熊猫元素明智的比较和创建选择

在一个数据框中，我想比较列的元素与值，并将通过比较的元素排序到一个新的列。熊猫元素明智的比较和创建选择

df = pandas.DataFrame([{'A':3,'B':10}, 
         {'A':2, 'B':30}, 
         {'A':1,'B':20}, 
         {'A':2,'B':15}, 
         {'A':2,'B':100}]) 

df['C'] = [x for x in df['B'] if x > 18]

我无法找出什么过错，为什么我得到：

ValueError: Length of values does not match length of index

来源

2016-05-24 mati

正如达伦所说，DataFrame中的所有列应具有相同的长度。

当您尝试print [x for x in df['B'] if x > 18]时，您只能得到[30, 20, 100]值。但是你有五个索引/行。
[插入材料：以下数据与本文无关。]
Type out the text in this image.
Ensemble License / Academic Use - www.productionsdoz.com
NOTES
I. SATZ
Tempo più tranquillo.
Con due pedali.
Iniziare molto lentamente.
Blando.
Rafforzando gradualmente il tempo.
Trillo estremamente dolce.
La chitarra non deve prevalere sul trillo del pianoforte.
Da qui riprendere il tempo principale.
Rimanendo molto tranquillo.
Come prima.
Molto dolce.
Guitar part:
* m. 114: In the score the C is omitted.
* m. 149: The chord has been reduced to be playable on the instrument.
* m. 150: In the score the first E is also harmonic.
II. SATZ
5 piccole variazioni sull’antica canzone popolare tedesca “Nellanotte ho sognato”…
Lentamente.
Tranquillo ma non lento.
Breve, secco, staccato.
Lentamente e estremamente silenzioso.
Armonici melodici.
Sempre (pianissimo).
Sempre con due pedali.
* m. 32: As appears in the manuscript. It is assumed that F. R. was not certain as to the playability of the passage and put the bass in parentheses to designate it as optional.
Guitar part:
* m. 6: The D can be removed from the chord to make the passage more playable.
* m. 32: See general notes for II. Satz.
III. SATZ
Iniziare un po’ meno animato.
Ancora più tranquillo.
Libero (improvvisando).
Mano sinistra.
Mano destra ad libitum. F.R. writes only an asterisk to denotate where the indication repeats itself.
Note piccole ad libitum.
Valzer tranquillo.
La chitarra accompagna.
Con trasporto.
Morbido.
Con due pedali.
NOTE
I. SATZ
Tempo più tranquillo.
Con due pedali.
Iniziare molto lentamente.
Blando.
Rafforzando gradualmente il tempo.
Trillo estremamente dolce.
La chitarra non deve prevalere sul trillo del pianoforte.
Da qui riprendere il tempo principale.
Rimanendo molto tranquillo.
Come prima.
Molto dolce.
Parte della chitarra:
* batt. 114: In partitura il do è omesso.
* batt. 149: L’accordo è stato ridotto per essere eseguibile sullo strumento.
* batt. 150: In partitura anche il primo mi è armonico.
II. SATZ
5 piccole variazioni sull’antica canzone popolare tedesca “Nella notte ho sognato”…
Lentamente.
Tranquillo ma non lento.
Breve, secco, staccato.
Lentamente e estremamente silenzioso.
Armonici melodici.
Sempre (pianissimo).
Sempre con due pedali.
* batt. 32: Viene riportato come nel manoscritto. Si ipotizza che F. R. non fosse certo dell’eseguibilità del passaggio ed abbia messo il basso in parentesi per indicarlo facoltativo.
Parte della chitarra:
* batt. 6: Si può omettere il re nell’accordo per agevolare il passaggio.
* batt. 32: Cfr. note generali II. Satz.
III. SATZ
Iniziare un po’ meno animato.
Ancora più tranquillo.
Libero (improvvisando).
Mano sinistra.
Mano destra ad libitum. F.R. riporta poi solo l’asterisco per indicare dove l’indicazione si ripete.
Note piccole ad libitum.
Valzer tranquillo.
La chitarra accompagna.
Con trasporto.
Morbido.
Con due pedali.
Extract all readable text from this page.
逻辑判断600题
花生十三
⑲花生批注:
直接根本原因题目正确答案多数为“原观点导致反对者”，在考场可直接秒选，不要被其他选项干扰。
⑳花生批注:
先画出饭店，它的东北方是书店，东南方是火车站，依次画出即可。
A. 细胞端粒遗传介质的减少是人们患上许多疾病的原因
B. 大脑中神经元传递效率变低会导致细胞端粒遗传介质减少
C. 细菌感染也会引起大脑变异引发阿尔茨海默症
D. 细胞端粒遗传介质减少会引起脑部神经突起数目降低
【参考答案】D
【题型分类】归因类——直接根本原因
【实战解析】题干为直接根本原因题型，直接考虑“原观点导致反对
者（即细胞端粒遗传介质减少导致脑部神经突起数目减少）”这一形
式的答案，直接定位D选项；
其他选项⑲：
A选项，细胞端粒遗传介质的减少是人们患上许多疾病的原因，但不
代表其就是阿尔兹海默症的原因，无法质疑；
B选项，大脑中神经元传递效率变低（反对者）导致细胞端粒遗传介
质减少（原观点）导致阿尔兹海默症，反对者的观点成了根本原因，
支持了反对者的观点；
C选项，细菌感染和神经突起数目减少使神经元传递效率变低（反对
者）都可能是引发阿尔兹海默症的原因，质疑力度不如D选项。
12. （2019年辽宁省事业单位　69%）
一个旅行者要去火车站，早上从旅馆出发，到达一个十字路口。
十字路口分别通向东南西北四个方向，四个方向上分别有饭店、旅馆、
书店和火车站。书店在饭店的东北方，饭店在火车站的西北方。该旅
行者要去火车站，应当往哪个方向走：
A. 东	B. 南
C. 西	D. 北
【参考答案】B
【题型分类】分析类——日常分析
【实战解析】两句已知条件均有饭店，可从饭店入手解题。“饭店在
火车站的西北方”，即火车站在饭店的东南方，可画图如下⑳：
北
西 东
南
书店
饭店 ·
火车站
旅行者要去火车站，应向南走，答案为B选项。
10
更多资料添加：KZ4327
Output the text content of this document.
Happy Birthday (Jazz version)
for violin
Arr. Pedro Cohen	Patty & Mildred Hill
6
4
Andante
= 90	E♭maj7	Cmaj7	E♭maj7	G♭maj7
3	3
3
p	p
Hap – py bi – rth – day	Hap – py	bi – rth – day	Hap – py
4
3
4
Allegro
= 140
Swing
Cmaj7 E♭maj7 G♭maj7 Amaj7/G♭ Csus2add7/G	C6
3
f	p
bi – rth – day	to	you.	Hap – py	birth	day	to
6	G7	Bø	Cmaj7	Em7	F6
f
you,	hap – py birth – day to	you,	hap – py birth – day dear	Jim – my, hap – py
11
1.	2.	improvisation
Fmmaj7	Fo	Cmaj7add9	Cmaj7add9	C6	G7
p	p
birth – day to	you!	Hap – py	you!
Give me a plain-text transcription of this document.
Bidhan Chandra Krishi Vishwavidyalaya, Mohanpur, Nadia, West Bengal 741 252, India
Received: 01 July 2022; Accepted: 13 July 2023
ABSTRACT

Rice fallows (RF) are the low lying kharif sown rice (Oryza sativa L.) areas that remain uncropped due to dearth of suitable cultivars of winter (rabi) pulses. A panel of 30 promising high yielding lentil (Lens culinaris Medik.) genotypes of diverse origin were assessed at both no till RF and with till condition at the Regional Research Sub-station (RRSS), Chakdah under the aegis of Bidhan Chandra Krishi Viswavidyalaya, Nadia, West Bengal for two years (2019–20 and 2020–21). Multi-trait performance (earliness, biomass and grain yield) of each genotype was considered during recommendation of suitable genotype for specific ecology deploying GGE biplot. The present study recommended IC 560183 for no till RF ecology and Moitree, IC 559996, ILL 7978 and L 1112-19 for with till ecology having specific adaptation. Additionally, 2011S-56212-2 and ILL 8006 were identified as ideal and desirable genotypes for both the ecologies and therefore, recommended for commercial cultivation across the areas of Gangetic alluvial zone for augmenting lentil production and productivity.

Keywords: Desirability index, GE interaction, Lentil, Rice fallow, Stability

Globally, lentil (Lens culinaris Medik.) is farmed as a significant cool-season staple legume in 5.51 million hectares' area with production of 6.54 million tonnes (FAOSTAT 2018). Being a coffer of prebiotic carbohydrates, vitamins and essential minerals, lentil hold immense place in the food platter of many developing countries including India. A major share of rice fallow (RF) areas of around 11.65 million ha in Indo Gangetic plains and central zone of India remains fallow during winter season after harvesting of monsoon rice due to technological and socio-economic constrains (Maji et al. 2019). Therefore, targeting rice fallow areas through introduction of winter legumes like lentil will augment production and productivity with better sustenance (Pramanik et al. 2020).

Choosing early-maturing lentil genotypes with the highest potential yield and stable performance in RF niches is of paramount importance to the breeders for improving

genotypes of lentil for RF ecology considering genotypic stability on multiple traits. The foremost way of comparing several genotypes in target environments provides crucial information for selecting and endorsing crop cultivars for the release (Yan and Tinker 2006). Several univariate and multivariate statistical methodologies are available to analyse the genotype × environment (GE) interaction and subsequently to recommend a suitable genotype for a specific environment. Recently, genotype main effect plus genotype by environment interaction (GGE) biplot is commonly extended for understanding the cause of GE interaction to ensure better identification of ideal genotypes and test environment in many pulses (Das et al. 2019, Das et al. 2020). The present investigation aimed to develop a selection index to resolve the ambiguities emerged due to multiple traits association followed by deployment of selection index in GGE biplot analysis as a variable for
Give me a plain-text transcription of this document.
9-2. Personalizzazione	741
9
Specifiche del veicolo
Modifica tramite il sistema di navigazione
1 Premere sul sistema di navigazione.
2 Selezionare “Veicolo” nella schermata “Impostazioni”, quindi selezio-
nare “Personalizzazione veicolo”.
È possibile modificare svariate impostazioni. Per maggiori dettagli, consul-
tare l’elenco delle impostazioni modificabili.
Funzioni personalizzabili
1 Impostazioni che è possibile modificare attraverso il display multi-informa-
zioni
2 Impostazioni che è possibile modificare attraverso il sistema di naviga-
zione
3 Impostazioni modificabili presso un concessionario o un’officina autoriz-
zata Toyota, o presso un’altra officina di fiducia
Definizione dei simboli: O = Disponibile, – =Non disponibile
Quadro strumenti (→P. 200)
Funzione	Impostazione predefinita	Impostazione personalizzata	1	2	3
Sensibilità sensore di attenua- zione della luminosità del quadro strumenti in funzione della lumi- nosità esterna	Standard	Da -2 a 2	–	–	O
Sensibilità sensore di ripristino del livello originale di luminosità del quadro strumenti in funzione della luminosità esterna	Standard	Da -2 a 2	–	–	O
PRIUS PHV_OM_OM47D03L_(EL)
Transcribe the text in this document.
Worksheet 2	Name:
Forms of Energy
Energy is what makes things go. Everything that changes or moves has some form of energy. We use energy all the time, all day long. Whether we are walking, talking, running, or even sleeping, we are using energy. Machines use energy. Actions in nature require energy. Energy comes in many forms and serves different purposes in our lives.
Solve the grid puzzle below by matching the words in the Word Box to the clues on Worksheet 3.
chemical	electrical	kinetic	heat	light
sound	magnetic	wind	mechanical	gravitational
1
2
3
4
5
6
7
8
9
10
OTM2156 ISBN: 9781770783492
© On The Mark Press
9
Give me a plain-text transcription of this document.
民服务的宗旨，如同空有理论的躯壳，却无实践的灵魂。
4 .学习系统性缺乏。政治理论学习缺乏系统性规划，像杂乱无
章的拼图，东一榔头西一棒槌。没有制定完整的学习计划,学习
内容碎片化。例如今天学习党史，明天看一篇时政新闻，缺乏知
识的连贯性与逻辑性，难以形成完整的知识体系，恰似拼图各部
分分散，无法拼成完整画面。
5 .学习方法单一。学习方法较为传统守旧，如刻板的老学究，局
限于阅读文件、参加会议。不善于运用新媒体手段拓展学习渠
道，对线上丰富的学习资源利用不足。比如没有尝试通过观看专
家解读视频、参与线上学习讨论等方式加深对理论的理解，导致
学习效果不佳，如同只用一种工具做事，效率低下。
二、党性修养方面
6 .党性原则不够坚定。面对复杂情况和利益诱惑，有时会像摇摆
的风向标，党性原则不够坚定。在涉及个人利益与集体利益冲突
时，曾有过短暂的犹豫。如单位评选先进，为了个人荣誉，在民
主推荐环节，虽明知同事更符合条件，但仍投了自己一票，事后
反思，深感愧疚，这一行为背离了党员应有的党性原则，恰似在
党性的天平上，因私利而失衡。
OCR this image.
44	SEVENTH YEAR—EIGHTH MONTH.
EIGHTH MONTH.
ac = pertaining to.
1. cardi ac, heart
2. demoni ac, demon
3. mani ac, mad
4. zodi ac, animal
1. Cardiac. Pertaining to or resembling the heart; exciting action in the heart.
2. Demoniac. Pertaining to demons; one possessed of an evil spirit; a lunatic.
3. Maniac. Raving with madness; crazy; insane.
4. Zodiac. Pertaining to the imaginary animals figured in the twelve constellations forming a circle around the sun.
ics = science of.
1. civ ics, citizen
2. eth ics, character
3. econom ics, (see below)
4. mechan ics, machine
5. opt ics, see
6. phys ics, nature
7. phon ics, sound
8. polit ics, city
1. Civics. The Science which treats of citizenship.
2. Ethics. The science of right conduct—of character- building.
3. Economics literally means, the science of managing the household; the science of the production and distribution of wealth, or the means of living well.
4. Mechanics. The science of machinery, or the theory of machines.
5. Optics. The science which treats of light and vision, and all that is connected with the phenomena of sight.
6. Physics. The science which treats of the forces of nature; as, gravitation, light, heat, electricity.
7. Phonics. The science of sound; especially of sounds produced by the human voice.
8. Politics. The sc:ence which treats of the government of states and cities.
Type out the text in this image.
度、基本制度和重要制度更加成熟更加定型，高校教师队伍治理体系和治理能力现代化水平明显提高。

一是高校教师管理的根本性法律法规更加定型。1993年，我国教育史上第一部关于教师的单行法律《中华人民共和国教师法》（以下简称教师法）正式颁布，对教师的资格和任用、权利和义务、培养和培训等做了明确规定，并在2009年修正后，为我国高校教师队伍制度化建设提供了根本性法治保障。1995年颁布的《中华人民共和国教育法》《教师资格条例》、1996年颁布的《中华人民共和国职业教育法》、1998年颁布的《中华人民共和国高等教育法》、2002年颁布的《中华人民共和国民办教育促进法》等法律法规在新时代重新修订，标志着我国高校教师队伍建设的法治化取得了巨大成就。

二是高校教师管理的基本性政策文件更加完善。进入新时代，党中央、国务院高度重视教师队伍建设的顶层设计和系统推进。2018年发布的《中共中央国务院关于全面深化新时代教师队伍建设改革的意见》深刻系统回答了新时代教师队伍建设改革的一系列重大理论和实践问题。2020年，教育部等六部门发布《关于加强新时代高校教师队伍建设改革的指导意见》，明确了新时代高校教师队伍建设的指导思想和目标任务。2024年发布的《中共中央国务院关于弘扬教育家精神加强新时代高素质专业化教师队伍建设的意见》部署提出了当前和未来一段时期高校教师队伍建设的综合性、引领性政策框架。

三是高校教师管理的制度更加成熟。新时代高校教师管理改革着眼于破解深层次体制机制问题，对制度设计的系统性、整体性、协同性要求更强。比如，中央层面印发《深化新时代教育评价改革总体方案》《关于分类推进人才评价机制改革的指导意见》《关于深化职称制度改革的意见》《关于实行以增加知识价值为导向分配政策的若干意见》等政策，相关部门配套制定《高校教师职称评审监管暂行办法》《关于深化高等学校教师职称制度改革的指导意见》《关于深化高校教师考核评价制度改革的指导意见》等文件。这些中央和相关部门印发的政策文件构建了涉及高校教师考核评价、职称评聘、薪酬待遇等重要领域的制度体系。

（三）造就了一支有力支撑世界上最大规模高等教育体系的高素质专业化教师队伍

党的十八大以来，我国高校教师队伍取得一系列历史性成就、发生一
这就是你得到Length of values does not match length of index错误的原因。

如下您可以更改代码：

df['C'] = [x if x > 18 else None for x in df['B']] 
print df

您将获得：

A B  C 
0 3 10 NaN 
1 2 30 30.0 
2 1 20 20.0 
3 2 15 NaN 
4 2 100 100.0

来源

2016-05-24 07:27:53

我认为你可以使用loc与boolean indexing：

print (df) 
    A B 
0 3 10 
1 2 30 
2 1 20 
3 2 15 
4 2 100 

print (df['B'] > 18) 
0 False 
1  True 
2  True 
3 False 
4  True 
Name: B, dtype: bool 

df.loc[df['B'] > 18, 'C'] = df['B'] 
print (df) 
    A B  C 
0 3 10 NaN 
1 2 30 30.0 
2 1 20 20.0 
3 2 15 NaN 
4 2 100 100.0

如果你需要通过病症使用的选择boolean indexing：

print (df[df['B'] > 18]) 
    A B 
1 2 30 
2 1 20 
4 2 100

如果需要更多的东西更快，可以用where：

df['C'] = df.B.where(df['B'] > 18)

时序（len(df)=50k）：

In [1367]: %timeit (a(df)) 
The slowest run took 8.34 times longer than the fastest. This could mean that an intermediate result is being cached. 
1000 loops, best of 3: 1.14 ms per loop 

In [1368]: %timeit (b(df1)) 
100 loops, best of 3: 15.5 ms per loop 

In [1369]: %timeit (c(df2)) 
100 loops, best of 3: 2.93 ms per loop

代码时序：

import pandas as pd 

df = pd.DataFrame([{'A':3,'B':10}, 
         {'A':2, 'B':30}, 
         {'A':1,'B':20}, 
         {'A':2,'B':15}, 
         {'A':2,'B':100}]) 
print (df) 
df = pd.concat([df]*10000).reset_index(drop=True) 
df1 = df.copy() 
df2 = df.copy() 

def a(df): 
    df['C'] = df.B.where(df['B'] > 18) 
    return df 

def b(df1):  
    df['C'] = ([x if x > 18 else None for x in df['B']]) 
    return df 

def c(df2):  
    df.loc[df['B'] > 18, 'C'] = df['B'] 
    return df 

print (a(df)) 
print (b(df1)) 
print (c(df2))

来源

2016-05-24 07:10:35 jezrael

我添加新的更快的方法，请检查一下。谢谢。 – jezrael

所有列在DataFrame必须是相同的长度H。因为你过滤出一些值，你试图插入值减少到C柱比在列A和B.

所以，你的两个选项来启动一个新的数据帧为C：

dfC = [x for x in df['B'] if x > 18]

或者当x不是18+时列中的某个虚拟值。例如： -

df['C'] = np.where(df['B'] > 18, True, False)

甚至：

df['C'] = np.where(df['B'] > 18, 'Yay', 'Nay')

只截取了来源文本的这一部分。